Als er die Neue Zeitung herausgab, nahmen ihm die einen übel, daß er die braune Vergangenheit nicht ruhen ließ, die anderen monierten seine antisozialistische Haltung - die schließlich auch den Bruch mit Stefan Heym verursachen sollte - und Habes permanente Warnungen vor dem Aggressionsstreben der Russen. Seitdem hatte er seine Schimpfnamen weg: Morgenthau-Boy, Umerzieher, Erzreaktionär. Als 1955 sein Roman Off Limits erscheint, der in der Zeit von Krieg und Nachkrieg in Deutschland spielt, schrieb ein zorniger Leser der Münchener Illustrierten Revue, in der das Buch in Fortsetzungen erschienen war: "Schreiben kann er ja, das muß der Neid ihm lassen, aber haben wir es wirklich nötig, uns ausgerechnet von dem Morgenthau-Boy Hans Habe einen Spiegel vorhalten zu lassen?
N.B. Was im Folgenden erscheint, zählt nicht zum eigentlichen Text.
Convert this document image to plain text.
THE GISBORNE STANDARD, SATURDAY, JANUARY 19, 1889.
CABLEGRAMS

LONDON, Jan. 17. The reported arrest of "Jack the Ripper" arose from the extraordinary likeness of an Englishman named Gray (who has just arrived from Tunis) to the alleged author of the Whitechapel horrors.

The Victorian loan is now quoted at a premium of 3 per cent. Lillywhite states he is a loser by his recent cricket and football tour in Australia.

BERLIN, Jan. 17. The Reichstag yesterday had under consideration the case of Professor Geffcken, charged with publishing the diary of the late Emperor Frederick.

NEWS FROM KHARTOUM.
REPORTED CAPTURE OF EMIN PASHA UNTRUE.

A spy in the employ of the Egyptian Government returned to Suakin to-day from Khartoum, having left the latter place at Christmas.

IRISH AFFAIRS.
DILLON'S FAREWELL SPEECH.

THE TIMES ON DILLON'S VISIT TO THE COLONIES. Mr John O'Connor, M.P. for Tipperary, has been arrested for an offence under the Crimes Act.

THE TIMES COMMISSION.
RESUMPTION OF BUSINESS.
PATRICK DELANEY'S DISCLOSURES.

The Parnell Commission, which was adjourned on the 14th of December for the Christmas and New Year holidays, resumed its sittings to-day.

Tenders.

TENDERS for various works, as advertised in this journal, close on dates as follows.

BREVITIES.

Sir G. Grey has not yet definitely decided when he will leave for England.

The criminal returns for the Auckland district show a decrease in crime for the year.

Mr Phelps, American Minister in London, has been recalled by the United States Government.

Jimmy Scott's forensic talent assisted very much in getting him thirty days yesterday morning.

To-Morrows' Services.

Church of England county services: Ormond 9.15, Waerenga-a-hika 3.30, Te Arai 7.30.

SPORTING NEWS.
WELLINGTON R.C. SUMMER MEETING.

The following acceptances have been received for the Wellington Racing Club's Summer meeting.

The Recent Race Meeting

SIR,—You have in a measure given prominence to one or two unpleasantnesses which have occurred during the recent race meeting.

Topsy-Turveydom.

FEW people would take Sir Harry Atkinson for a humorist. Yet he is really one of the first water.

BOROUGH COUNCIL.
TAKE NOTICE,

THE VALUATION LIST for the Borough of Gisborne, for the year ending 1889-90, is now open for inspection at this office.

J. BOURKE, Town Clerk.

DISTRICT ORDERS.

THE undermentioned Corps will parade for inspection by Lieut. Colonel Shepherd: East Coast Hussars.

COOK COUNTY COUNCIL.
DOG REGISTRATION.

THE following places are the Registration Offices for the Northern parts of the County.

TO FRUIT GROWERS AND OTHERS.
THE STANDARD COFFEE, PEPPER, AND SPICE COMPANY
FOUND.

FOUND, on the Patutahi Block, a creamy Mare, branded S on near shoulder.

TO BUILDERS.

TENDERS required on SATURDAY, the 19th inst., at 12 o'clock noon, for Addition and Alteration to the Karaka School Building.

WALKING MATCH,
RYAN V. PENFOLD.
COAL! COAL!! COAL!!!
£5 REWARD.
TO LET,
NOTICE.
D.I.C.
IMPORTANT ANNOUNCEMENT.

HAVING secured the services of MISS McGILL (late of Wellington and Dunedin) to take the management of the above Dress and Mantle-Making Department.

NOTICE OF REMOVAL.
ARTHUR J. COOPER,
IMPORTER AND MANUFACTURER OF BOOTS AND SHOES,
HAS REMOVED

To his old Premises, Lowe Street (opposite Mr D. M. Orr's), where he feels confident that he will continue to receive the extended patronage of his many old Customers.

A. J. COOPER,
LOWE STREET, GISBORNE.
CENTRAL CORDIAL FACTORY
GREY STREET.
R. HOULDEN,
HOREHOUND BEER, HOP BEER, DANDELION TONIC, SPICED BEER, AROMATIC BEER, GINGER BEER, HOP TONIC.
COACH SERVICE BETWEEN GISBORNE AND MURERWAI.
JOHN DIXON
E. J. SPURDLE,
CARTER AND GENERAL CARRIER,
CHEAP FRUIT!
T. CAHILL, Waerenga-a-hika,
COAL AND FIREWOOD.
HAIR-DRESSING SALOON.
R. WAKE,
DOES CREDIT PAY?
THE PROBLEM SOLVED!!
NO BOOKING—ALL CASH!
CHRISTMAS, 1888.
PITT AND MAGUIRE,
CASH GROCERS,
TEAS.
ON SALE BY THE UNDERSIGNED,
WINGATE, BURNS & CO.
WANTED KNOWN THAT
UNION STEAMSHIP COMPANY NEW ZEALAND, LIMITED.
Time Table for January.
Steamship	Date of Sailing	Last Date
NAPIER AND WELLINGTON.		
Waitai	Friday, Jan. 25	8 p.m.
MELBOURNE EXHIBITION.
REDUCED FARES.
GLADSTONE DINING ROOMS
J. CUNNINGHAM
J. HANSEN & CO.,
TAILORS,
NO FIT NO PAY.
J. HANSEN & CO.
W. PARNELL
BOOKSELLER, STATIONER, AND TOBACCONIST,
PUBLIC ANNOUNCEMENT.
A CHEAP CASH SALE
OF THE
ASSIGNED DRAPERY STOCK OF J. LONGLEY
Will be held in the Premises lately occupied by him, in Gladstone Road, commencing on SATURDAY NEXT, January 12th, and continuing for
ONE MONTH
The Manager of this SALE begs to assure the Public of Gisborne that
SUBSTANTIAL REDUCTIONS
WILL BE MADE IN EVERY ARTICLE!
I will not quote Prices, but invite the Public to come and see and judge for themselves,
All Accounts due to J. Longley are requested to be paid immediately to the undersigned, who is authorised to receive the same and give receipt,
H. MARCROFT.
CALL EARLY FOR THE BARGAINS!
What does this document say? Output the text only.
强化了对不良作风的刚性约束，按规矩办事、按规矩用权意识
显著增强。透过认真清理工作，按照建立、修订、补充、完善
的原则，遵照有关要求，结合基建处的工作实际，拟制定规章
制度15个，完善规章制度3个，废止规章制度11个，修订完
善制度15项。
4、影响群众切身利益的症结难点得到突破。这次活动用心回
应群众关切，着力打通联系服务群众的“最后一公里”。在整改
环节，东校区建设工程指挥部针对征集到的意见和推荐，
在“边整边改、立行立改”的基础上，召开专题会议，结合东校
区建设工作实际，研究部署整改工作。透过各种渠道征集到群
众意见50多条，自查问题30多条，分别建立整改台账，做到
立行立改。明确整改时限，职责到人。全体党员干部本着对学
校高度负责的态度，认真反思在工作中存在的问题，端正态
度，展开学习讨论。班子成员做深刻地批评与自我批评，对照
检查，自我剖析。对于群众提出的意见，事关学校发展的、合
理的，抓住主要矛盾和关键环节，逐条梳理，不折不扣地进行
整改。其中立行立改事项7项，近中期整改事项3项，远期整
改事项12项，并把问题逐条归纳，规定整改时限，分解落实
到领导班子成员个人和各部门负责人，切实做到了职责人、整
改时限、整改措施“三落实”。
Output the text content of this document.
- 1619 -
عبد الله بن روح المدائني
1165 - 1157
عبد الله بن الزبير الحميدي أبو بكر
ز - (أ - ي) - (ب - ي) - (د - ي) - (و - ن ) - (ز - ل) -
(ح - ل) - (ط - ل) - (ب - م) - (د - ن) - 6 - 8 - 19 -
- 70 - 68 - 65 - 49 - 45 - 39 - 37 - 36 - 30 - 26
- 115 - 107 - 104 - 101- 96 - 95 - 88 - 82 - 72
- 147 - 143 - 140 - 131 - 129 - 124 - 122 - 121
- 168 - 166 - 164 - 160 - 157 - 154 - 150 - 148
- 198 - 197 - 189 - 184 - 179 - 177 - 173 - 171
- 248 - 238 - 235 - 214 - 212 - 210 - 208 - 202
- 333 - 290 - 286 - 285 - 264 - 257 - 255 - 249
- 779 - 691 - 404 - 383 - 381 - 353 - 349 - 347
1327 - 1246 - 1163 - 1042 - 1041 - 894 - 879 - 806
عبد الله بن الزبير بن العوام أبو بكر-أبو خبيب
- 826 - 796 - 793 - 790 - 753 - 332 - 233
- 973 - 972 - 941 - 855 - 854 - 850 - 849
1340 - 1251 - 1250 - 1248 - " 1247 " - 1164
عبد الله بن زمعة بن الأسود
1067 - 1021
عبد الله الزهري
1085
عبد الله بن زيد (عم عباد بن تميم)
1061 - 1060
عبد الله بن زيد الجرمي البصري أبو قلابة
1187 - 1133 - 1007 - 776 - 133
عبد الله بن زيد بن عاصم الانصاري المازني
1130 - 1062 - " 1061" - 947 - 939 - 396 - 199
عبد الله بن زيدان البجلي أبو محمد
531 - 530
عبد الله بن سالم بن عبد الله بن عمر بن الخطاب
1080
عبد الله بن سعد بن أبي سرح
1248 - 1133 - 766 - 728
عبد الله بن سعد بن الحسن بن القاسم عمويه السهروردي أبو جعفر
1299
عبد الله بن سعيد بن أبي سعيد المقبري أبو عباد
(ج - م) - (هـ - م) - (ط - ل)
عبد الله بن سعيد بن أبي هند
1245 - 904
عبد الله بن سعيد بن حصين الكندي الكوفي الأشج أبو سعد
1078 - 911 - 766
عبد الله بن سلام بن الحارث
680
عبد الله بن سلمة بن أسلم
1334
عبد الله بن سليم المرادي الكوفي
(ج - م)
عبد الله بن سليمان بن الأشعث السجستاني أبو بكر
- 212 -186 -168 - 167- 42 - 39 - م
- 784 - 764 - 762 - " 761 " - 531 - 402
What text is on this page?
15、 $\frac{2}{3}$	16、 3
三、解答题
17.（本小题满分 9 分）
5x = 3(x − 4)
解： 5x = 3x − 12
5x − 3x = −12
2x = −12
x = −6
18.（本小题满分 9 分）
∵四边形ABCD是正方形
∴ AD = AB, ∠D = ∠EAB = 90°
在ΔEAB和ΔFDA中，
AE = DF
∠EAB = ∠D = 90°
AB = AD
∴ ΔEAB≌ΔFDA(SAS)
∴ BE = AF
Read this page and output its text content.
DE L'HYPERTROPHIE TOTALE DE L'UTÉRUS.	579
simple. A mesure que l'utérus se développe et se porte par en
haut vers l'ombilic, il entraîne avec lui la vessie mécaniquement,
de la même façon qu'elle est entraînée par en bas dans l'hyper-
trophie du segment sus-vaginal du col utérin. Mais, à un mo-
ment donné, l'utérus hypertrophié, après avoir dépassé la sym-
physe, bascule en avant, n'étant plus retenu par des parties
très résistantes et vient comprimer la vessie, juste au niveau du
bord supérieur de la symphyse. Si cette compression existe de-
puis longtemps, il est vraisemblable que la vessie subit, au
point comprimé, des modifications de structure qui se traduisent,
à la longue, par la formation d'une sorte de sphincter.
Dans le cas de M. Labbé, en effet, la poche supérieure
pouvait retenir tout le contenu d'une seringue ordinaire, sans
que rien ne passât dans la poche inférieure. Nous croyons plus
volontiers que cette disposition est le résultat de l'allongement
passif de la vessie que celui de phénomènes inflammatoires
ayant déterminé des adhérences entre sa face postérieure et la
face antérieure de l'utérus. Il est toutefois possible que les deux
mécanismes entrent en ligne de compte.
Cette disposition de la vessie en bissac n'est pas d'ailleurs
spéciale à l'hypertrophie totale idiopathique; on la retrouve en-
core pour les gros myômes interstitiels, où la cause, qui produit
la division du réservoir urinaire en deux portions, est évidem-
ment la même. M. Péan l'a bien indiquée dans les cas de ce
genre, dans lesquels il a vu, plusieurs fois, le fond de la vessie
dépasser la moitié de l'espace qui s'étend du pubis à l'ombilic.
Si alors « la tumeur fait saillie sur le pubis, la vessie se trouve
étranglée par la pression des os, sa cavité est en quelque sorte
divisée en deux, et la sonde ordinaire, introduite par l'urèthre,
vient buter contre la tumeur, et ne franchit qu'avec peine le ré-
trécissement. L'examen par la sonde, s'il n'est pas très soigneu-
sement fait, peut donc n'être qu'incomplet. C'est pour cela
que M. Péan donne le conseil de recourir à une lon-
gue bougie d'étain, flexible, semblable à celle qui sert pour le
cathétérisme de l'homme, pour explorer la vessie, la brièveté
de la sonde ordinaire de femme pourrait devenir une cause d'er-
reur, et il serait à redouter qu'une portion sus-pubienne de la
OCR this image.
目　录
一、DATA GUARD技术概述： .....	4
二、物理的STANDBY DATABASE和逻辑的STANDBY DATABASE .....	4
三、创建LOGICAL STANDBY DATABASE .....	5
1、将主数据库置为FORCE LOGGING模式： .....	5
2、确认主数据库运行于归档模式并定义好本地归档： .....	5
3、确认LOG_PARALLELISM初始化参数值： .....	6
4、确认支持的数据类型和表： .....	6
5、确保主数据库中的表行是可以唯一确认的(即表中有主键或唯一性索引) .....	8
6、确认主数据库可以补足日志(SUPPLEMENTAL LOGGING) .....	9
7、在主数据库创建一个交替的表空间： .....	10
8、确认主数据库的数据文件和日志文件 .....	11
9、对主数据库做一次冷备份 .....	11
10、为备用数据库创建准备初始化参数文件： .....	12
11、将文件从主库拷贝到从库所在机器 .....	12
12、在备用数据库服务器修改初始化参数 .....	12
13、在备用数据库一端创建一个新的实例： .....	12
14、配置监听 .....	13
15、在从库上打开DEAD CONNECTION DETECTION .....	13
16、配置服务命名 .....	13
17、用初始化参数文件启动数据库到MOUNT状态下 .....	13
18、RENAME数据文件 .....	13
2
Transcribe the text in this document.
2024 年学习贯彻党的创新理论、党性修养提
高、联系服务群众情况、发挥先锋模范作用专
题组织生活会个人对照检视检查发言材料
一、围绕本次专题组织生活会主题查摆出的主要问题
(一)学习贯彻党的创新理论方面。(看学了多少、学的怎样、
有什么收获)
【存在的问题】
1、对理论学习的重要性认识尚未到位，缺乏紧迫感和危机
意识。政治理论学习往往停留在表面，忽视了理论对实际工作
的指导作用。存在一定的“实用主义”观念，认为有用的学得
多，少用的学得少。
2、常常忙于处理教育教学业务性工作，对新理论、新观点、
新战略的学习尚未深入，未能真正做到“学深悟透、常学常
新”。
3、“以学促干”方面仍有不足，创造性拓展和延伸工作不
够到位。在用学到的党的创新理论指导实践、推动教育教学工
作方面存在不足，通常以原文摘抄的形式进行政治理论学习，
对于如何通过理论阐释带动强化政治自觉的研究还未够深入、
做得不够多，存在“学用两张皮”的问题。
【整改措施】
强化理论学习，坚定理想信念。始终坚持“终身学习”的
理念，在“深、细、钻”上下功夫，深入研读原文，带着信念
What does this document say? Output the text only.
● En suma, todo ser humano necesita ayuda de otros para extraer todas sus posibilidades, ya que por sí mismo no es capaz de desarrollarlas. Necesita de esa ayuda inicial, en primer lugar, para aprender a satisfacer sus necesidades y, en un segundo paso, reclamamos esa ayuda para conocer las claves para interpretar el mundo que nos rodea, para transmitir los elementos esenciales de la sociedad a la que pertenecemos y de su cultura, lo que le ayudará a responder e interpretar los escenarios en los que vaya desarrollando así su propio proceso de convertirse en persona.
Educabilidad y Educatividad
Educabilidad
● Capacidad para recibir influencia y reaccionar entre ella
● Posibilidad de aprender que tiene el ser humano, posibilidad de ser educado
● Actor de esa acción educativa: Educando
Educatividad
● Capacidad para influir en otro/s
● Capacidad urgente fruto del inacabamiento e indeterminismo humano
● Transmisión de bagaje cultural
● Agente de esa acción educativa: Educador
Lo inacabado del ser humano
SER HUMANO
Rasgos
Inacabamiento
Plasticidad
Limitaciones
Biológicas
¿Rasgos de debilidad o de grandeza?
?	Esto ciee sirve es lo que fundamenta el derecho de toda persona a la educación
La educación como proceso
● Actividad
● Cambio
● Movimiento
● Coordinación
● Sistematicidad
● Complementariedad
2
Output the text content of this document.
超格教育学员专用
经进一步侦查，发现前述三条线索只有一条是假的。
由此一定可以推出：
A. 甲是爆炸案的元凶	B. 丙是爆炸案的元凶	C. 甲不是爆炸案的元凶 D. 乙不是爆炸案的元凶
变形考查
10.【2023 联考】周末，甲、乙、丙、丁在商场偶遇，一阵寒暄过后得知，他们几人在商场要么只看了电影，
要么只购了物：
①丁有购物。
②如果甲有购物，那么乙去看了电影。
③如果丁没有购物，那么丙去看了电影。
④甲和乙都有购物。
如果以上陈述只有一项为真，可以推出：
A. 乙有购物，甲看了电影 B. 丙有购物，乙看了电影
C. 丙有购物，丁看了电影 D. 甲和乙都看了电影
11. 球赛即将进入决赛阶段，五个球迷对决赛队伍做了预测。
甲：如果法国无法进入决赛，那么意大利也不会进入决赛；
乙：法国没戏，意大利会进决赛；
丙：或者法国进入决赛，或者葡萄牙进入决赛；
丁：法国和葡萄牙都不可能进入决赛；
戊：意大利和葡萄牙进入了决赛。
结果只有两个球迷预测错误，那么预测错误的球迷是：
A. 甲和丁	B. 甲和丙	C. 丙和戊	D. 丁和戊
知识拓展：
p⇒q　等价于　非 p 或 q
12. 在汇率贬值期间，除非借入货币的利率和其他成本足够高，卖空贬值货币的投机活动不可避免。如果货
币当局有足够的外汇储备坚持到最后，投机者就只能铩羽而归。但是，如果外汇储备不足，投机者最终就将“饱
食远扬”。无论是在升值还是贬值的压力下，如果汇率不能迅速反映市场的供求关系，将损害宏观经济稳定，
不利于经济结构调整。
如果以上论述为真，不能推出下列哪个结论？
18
Was ermächtigt diesen Herrn, der in amerikanischer Major-Uniform spazierengegangen ist, jetzt plötzlich als ,deutscher Schriftsteller` aufzutreten, wo D-Mark-Honorare dank unserer Tüchtigkeit wieder interessant geworden sind?"

Die Ironie der Geschichte ist, daß Habe gerade wegen seiner angeblichen "zu deutschfreundlichen Haltung" von den Amerikanern kritisiert wurde und nicht zuletzt wegen seiner Ablehnung der Kollektivschuld-These seine einzigartige Position - auf dem Höhepunkt seines Wirkens leitete Habe 18 deutsche Zeitungen mit einer Gesamtauflage von über 8 Millionen Exemplaren - genauso schnell wieder verlor, wie er sie bekommen hatte. Was verbindet Ernst Cramer mit dem Wort re-education? "Ganz einfach, für mich ist es ein Wiedereröffnen der Tore zur Welt gewesen, eine Erziehung zu freiheitlichen Werten und westlicher Demokratie."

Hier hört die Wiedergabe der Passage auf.